Market forces are playing the biggest role in the dollar/yuan exchange rate
Last year at around this time, the exchange rate on the U.S. dollar/Chinese yuan was at 6.44 yuan to 1 dollar. As of this writing, the exchange rate has risen to just over 6.87 yuan to 1 dollar. That’s a decline of close to 7% for the yuan.
Moreover, the move was almost in a straight line, with few retracements since the March 2016 local bottom at 6.44. This price action came as no surprise to us at ElliottWaveTrader.net, as the path of the yuan has followed the prediction that we had laid out in the second of a series of articles, the last one published a year ago this month
We had first written about the price of the yuan in August 2015. For those who may remember, this was shortly after the yuan suffered a sharp depreciation over two days. At the time, the pundits were proclaiming that China was intentionally devaluing its currency to help bolster a slowing economy.
That, of course, made for a great headline, as who wouldn’t want to read about a plan by the “evil” Chinese government to instigate a currency war against Western powers. Unfortunately, the pundits overlooked the facts that debunked their entire premise, and instead went with the story that would be sure to get more attention.
The simple fact of the matter was that the Chinese government was not behind the devaluation of the yuan. The real driver was the greater market forces or, more simply put, market sentiment. This was clearly evident by looking at the massive liquidation that had been occurring in China’s foreign currency reserves.
Eventually the financial pundits accepted the fact that the People’s Bank of China was indeed attempting to bolster a market-weakened yuan and was not the cause behind the currency’s fall. We noted that in our third article: “[I]t now seems that after dumping $760 billion of their foreign-currency reserves, the pundits have finally accepted that, in fact, China is not actively trying to devalue their currency, but is attempting to do just opposite and support it by using their foreign exchange reserves to purchase more yuan.”
China has continued to throw more of its foreign exchange reserves at the yuan, as those reserves are now $1 trillion below their $4 trillion high in 2014. This continued expenditure has done little to stop the market from pushing the yuan lower.
Looking back at all three of the articles we’ve written on the Chinese yuan, you will notice that the price of the dollar/yuan has followed the path that we had laid out exceptionally well. The most recent high in February of this year came quite close to the larger degree 38.2 retrace of the very long term move down off of the highs that were struck all the way back in the early 2000s. So, although we still may have another high to go prior to seeing a multi-year top in the dollar/yuan, we should be getting very close to having a fairly significant top in place.

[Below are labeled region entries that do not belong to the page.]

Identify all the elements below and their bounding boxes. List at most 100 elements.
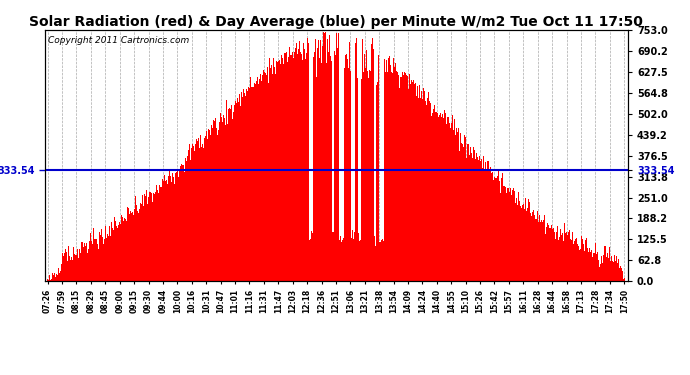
Bar (190, 160, 191, 281)
Bar (241, 92, 242, 281)
Bar (49, 275, 50, 281)
Bar (237, 98, 238, 281)
Bar (608, 258, 609, 281)
Bar (277, 62, 278, 281)
Bar (282, 58, 283, 281)
Bar (610, 261, 611, 281)
Bar (522, 205, 523, 281)
Bar (156, 185, 157, 281)
Bar (334, 51, 335, 281)
Bar (106, 237, 107, 281)
Bar (250, 87, 252, 281)
Bar (433, 109, 434, 281)
Bar (139, 209, 140, 281)
Bar (71, 257, 72, 281)
Bar (501, 178, 502, 281)
Bar (417, 88, 418, 281)
Bar (523, 204, 524, 281)
Bar (178, 177, 179, 281)
Bar (511, 195, 512, 281)
Bar (210, 135, 211, 281)
Bar (358, 232, 359, 281)
Bar (609, 248, 610, 281)
Bar (601, 256, 602, 281)
Bar (593, 251, 595, 281)
Bar (188, 150, 189, 281)
Bar (209, 129, 210, 281)
Bar (543, 220, 544, 281)
Bar (108, 241, 110, 281)
Bar (89, 241, 90, 281)
Bar (443, 118, 444, 281)
Bar (95, 238, 96, 281)
Bar (153, 193, 155, 281)
Bar (119, 231, 121, 281)
Bar (201, 147, 202, 281)
Bar (221, 117, 222, 281)
Bar (208, 129, 209, 281)
Bar (104, 240, 105, 281)
Bar (567, 235, 568, 281)
Bar (199, 148, 200, 281)
Bar (63, 253, 65, 281)
Bar (255, 84, 256, 281)
Bar (100, 235, 101, 281)
Bar (215, 118, 216, 281)
Bar (174, 184, 175, 281)
Bar (620, 266, 621, 281)
Bar (136, 205, 137, 281)
Bar (142, 195, 144, 281)
Text: Copyright 2011 Cartronics.com: Copyright 2011 Cartronics.com (48, 36, 189, 45)
Bar (145, 196, 146, 281)
Bar (453, 130, 454, 281)
Bar (116, 226, 117, 281)
Bar (580, 249, 581, 281)
Bar (257, 78, 258, 281)
Bar (147, 204, 148, 281)
Bar (410, 84, 411, 281)
Bar (372, 38, 373, 281)
Bar (464, 135, 465, 281)
Bar (548, 225, 549, 281)
Bar (238, 102, 239, 281)
Bar (515, 198, 517, 281)
Bar (110, 236, 111, 281)
Bar (54, 280, 55, 281)
Bar (596, 254, 598, 281)
Bar (312, 233, 313, 281)
Bar (248, 87, 249, 281)
Bar (518, 192, 520, 281)
Bar (206, 139, 208, 281)
Bar (112, 228, 113, 281)
Bar (193, 146, 194, 281)
Bar (568, 232, 569, 281)
Bar (607, 253, 608, 281)
Bar (310, 239, 311, 281)
Bar (166, 180, 167, 281)
Bar (267, 67, 268, 281)
Bar (477, 157, 478, 281)
Bar (398, 75, 400, 281)
Bar (623, 279, 624, 281)
Bar (437, 117, 439, 281)
Bar (401, 77, 402, 281)
Bar (469, 154, 470, 281)
Bar (289, 47, 290, 281)
Bar (602, 255, 604, 281)
Bar (587, 248, 588, 281)
Bar (197, 141, 199, 281)
Bar (94, 238, 95, 281)
Bar (196, 139, 197, 281)
Bar (489, 171, 490, 281)
Bar (247, 91, 248, 281)
Bar (333, 232, 334, 281)
Bar (346, 54, 347, 281)
Bar (236, 104, 237, 281)
Bar (456, 128, 457, 281)
Bar (590, 252, 591, 281)
Bar (457, 132, 458, 281)
Bar (354, 231, 355, 281)
Bar (152, 195, 153, 281)
Bar (259, 79, 260, 281)
Bar (377, 82, 378, 281)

After the dollar/yuan does make a more significant top, it is quite probable that we will see a prolonged and very sloppy corrective wave structure that could take us well into the 2020s before a larger degree bottom is seen. As the buyers and sellers of the yuan will likely be quite equal at this time, we may very well see a period of little to no direct intervention by the People’s Bank of China. So, while the “manipulation” is still likely occurring as of this writing, we may be approaching the point, for the first time in several decades, where there truly is no “manipulation” by China in the price of its currency. This, of course, is not by choice but simply because the greater forces of the market are leaving China with no other choice.